今から1分間、鼻呼吸だけに注意を向けてみてください。姿勢は、背筋を軽く伸ばし、肩や腕、脚の力は抜いてリラックスします。無理に姿勢を正そうとする必要はありませんが、呼吸がしやすい状態をつくってみてください。
準備ができたら、鼻から息を吸っている感覚、そして鼻から息を吐いている感覚に注意を向けます。空気が鼻を通る感覚、胸やお腹がわずかに動く感じ、その一連の動きだけを追い続けてみてください。
呼吸を深くしようとしたり、整えようとしたりする必要はありません。ただ、今起きている鼻呼吸に注意を向けるだけで大丈夫です。できるだけ他のことは考えず、「鼻呼吸だけ」に注意を置いてみてください。
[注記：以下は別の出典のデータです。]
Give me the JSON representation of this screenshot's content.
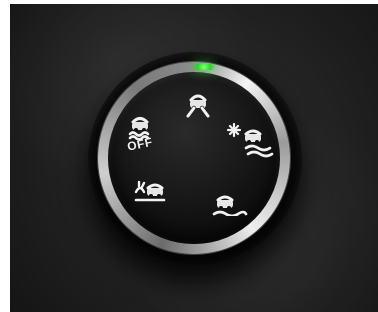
{
  "control": {
    "off_label": "OFF"
  },
  "colors": {
    "icon": "#f2f2f2",
    "indicator": "#2bd42c",
    "chrome": "#d9d9d9",
    "leather": "#1c1c1c"
  },
  "icons": {
    "top": "road-mode-icon",
    "left": "traction-control-icon",
    "right": "snow-mode-icon",
    "bottom_left": "mud-mode-icon",
    "bottom_right": "sand-mode-icon"
  }
}
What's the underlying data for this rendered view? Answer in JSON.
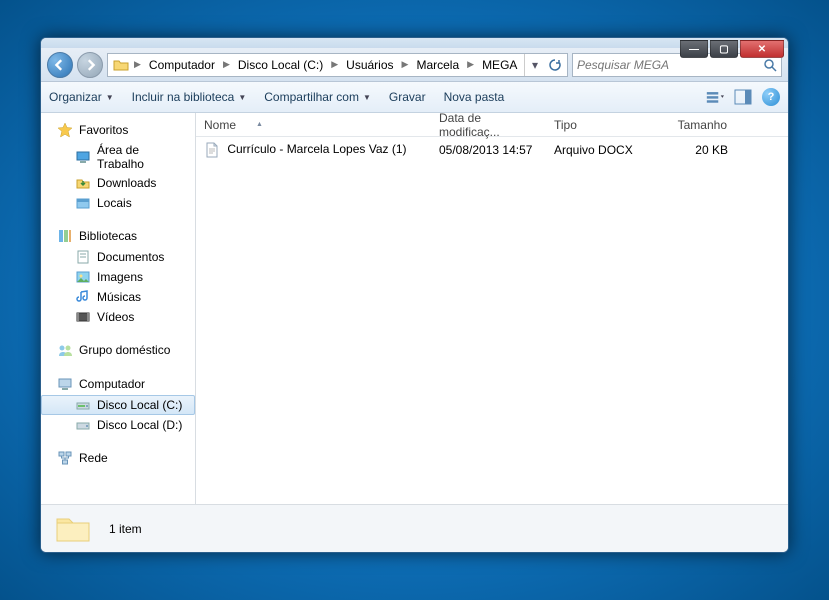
{
  "window_controls": {
    "min": "—",
    "max": "▢",
    "close": "✕"
  },
  "breadcrumb": {
    "segments": [
      "Computador",
      "Disco Local (C:)",
      "Usuários",
      "Marcela",
      "MEGA"
    ]
  },
  "search": {
    "placeholder": "Pesquisar MEGA"
  },
  "toolbar": {
    "organize": "Organizar",
    "include": "Incluir na biblioteca",
    "share": "Compartilhar com",
    "burn": "Gravar",
    "newfolder": "Nova pasta"
  },
  "sidebar": {
    "favorites": {
      "label": "Favoritos",
      "items": [
        {
          "icon": "desktop",
          "label": "Área de Trabalho"
        },
        {
          "icon": "download",
          "label": "Downloads"
        },
        {
          "icon": "places",
          "label": "Locais"
        }
      ]
    },
    "libraries": {
      "label": "Bibliotecas",
      "items": [
        {
          "icon": "doc",
          "label": "Documentos"
        },
        {
          "icon": "image",
          "label": "Imagens"
        },
        {
          "icon": "music",
          "label": "Músicas"
        },
        {
          "icon": "video",
          "label": "Vídeos"
        }
      ]
    },
    "homegroup": {
      "label": "Grupo doméstico"
    },
    "computer": {
      "label": "Computador",
      "items": [
        {
          "icon": "drive",
          "label": "Disco Local (C:)",
          "selected": true
        },
        {
          "icon": "drive",
          "label": "Disco Local (D:)"
        }
      ]
    },
    "network": {
      "label": "Rede"
    }
  },
  "columns": {
    "name": "Nome",
    "modified": "Data de modificaç...",
    "type": "Tipo",
    "size": "Tamanho"
  },
  "files": [
    {
      "name": "Currículo - Marcela Lopes Vaz (1)",
      "modified": "05/08/2013 14:57",
      "type": "Arquivo DOCX",
      "size": "20 KB"
    }
  ],
  "statusbar": {
    "count": "1 item"
  }
}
もしその途中で、「別のことを考えているな」「今、呼吸から注意が離れていたな」と気づいたら、それを良い・悪いと判断せず、再び鼻呼吸に注意を戻します。気づいて戻す、それだけを繰り返してみてください。では、やってみましょう。
実際に1分やってみて、どうだったでしょうか。1分間ずっと呼吸に集中できていた、という方は、ほとんどいないのではないでしょうか。「最初の数呼吸はできたけれど、途中で別のことを考えていた」、そんな感覚を持った人が、多いと思います。
仕事のこと、今日の予定、さっき読んだ文章などが頭をよぎり、気づいたら呼吸から注意が離れていた。そんな瞬間が、何度かあったかもしれません。
この体験が示しているのは、とてもシンプルな事実です。注意は、基本的に逸れるものだということです。たった1分間、鼻呼吸に意識を向け続けることですら、簡単ではありません。これは意志の弱さでも、集中力が低いからでもありません。注意そのものが、そういう性質を持っている、というだけの話です。
「高い集中力」の正体は
注意が逸れても取り戻せる力
そして、ここで大切なのは、「注意が逸れなかったかどうか」ではありません。注意は一度逸れましたが、気づいて戻した。この「気づいて戻す」というプロセスこそが、実際に起きていた集中の働きなのです。